Baire category theorem

The Baire category theorem is an important tool in general topology and functional analysis. The theorem has two forms, each of which gives sufficient conditions for a topological space to be a Baire space.

Statement of the theorem

*(BCT1) Every complete metric space is a Baire space, i.e. for each countable collection of open and dense sets "Un", their intersection ∩ "Un" is dense. More generally, every topological space which is homeomorphic to an open subset of a complete pseudometric space is a Baire space. Thus every completely metrizable topological space is a Baire space.
*(BCT2) Every locally compact Hausdorff space is a Baire space. The proof is similar to the preceding statement; the finite intersection property takes the role played by completeness.

Note that neither of these statements implies the other, since there is a complete metric space which is not locally compact (the irrational numbers with the metric defined below), and there is a locally compact Hausdorff space which is not metrizable (uncountable Fort space). See Steen and Seebach in the references below.

*(BCT3) A non-empty complete metric space is NOT the countable union of nowhere-dense sets. Notice that this formulation is the contrapositive of BCT1. This version is sometimes more useful.

Relation to the axiom of choice

The proofs of BCT1 and BCT2 require some form of the axiom of choice; and in fact BCT1 is (over ZF) equivalent to a weaker version of the axiom of choice called the axiom of dependent choices. [http://www.math.vanderbilt.edu/~schectex/ccc/excerpts/equivdc.gif]

Uses of the theorem

BCT1 is used to prove the open mapping theorem, the closed graph theorem and the uniform boundedness principle.

BCT1 also shows that every complete metric space with no isolated points is uncountable. (If "X" is a countable complete metric space with no isolated points, then each singleton {"x"} in "X" is nowhere dense, and so "X" is of first category in itself.) In particular, this proves that the set of all real numbers is uncountable.

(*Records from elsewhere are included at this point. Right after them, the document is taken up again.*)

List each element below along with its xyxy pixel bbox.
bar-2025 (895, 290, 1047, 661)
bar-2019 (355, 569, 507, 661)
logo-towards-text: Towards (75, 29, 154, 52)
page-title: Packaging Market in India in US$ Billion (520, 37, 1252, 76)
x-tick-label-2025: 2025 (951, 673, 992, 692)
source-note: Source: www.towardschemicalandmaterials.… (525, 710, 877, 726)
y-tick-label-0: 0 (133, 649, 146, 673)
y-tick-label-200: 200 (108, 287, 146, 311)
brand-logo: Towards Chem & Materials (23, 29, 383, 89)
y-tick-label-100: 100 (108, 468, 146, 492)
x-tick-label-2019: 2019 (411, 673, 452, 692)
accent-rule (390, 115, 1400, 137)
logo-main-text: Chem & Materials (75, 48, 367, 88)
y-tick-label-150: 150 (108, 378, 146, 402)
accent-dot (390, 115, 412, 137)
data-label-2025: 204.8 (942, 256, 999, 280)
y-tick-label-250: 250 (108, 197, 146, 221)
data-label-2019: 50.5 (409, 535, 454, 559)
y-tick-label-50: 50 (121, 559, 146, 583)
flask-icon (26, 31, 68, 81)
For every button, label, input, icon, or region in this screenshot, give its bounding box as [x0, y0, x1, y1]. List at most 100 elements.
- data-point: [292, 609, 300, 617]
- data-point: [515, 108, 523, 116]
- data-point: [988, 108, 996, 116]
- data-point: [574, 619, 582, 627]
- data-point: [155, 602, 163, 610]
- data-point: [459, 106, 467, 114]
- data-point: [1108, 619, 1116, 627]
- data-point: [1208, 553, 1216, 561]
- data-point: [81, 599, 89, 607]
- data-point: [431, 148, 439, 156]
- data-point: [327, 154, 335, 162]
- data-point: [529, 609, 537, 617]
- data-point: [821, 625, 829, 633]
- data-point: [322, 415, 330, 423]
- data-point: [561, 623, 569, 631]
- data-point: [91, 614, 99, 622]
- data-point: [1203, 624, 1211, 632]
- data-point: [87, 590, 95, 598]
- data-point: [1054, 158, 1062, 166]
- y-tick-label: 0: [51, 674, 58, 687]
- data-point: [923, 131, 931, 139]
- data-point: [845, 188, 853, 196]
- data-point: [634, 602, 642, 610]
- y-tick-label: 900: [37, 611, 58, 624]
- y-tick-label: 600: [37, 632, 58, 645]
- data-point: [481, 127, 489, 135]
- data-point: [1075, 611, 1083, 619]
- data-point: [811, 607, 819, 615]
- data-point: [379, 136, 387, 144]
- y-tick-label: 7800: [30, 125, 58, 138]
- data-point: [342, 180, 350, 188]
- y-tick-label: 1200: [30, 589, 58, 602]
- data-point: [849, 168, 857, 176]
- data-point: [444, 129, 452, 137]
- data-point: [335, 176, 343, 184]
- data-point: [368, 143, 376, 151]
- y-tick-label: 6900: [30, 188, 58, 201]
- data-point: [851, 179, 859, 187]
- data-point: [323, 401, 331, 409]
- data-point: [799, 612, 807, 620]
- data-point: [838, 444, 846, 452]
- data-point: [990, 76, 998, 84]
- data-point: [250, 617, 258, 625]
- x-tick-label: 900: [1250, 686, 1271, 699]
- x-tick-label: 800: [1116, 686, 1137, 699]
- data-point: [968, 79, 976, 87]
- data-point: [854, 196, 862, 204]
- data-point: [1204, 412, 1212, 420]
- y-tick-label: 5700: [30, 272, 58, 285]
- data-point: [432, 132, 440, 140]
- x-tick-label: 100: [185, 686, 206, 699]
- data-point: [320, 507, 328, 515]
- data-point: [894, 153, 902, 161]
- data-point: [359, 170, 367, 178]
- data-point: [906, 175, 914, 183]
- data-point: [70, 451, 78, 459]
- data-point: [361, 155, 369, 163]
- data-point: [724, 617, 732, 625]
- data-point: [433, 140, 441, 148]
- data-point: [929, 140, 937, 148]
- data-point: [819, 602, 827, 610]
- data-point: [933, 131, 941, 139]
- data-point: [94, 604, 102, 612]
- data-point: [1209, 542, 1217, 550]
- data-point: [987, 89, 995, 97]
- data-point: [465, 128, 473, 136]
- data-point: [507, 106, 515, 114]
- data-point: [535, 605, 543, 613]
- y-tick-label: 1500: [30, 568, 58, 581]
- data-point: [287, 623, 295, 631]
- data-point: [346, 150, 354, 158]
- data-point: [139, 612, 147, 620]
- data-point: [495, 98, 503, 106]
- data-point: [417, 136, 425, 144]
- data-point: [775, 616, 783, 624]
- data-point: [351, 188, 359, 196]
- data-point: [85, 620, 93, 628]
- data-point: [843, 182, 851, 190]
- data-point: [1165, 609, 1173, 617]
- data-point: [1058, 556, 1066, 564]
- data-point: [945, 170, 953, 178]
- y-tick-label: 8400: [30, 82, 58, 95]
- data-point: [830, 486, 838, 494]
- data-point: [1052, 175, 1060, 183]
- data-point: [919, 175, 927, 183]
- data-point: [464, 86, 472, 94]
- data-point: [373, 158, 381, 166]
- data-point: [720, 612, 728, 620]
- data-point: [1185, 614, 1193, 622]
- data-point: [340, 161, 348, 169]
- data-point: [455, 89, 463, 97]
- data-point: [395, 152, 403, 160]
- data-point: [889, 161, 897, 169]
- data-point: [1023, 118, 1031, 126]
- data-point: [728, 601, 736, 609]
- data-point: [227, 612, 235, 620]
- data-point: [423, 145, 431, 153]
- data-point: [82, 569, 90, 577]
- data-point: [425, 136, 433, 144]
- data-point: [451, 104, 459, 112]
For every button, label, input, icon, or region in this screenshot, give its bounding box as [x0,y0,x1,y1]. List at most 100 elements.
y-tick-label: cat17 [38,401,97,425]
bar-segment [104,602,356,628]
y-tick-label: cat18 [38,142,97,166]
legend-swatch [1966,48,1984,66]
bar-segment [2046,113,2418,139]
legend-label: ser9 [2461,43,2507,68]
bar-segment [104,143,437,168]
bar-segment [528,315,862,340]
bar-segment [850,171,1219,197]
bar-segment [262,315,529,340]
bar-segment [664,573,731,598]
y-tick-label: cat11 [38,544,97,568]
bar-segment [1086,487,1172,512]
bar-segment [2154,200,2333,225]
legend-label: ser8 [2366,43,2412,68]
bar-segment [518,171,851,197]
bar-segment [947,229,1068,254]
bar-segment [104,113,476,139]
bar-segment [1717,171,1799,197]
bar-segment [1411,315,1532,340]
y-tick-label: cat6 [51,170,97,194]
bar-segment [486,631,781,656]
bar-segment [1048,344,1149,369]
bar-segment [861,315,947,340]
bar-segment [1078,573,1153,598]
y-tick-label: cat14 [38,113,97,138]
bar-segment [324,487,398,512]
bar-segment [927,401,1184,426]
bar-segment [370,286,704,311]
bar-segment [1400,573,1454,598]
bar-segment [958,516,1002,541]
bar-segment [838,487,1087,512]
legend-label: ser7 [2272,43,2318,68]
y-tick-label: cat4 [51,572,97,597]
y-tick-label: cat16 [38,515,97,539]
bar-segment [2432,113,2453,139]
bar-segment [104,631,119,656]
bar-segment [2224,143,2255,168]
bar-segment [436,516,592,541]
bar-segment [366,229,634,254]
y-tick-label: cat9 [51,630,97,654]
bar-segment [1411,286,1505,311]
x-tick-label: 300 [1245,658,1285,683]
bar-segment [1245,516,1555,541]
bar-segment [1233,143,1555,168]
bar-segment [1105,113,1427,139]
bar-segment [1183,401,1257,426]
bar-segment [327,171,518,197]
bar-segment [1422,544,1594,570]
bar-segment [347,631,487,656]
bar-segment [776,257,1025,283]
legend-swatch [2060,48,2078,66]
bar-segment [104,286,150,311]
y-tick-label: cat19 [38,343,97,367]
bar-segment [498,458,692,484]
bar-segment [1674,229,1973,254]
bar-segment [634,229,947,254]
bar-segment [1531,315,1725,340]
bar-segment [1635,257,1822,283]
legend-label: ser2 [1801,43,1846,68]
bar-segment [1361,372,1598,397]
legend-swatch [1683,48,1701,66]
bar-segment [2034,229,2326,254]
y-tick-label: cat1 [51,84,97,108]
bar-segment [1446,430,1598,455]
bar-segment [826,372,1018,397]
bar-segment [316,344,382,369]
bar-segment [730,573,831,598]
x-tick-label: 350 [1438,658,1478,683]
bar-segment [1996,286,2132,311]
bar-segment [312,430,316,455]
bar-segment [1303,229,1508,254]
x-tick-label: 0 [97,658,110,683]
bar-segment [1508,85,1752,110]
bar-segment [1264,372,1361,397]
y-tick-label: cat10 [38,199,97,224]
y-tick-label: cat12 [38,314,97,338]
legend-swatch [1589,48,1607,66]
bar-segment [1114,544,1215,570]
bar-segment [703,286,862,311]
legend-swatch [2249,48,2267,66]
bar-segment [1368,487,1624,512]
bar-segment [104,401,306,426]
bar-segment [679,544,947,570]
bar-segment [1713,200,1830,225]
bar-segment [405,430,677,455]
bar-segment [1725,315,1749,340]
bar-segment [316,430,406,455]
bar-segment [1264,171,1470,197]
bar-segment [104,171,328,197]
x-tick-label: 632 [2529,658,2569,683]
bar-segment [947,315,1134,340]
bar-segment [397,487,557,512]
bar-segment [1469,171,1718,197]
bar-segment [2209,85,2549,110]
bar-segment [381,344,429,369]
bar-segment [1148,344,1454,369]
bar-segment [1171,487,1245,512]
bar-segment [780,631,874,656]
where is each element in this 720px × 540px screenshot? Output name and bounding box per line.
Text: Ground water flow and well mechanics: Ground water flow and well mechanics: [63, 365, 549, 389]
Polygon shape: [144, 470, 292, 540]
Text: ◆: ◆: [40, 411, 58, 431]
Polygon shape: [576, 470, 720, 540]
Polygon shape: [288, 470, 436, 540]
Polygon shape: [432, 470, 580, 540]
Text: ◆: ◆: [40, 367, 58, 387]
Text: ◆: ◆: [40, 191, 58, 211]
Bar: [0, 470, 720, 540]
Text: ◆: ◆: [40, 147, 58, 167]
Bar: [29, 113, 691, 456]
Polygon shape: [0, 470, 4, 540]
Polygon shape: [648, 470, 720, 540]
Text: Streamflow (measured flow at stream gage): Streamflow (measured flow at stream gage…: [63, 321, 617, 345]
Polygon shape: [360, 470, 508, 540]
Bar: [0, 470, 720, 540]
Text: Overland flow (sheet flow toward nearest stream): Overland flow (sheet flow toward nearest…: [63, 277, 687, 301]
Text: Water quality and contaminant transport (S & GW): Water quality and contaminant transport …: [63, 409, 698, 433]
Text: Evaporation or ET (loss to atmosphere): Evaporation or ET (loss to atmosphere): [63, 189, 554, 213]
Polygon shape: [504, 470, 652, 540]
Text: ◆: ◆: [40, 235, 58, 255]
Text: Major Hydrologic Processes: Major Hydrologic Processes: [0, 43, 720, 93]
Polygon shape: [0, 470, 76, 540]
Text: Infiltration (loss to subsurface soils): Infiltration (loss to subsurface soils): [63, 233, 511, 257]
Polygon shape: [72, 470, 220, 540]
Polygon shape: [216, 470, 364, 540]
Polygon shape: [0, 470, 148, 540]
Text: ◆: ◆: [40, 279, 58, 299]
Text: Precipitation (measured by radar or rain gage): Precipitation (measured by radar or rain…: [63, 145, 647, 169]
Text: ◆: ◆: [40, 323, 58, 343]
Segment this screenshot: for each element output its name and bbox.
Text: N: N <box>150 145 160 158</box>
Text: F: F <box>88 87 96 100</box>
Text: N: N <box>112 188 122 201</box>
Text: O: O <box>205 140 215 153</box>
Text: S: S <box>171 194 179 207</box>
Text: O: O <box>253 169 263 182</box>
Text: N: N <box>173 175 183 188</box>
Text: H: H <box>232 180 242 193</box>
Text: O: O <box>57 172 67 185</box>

BCT1 shows that each of the following is a Baire space:
* The space R of real numbers
* The irrational numbers, with the metric defined by "d"("x", "y") = 1 / ("n" + 1), where "n" is the first index for which the continued fraction expansions of "x" and "y" differ (this is a complete metric space)
* The Cantor set

By BCT2, every manifold is a Baire space, since it is locally compact and Hausdorff. This is so even for non-paracompact (hence nonmetrizable) manifolds such as the long line.

References

*Schechter, Eric, "Handbook of Analysis and its Foundations", Academic Press, ISBN 0-12-622760-8
*Lynn Arthur Steen and J. Arthur Seebach, Jr., "Counterexamples in Topology", Springer-Verlag, New York, 1978. Reprinted by Dover Publications, New York, 1995. ISBN 0-486-68735-X (Dover edition).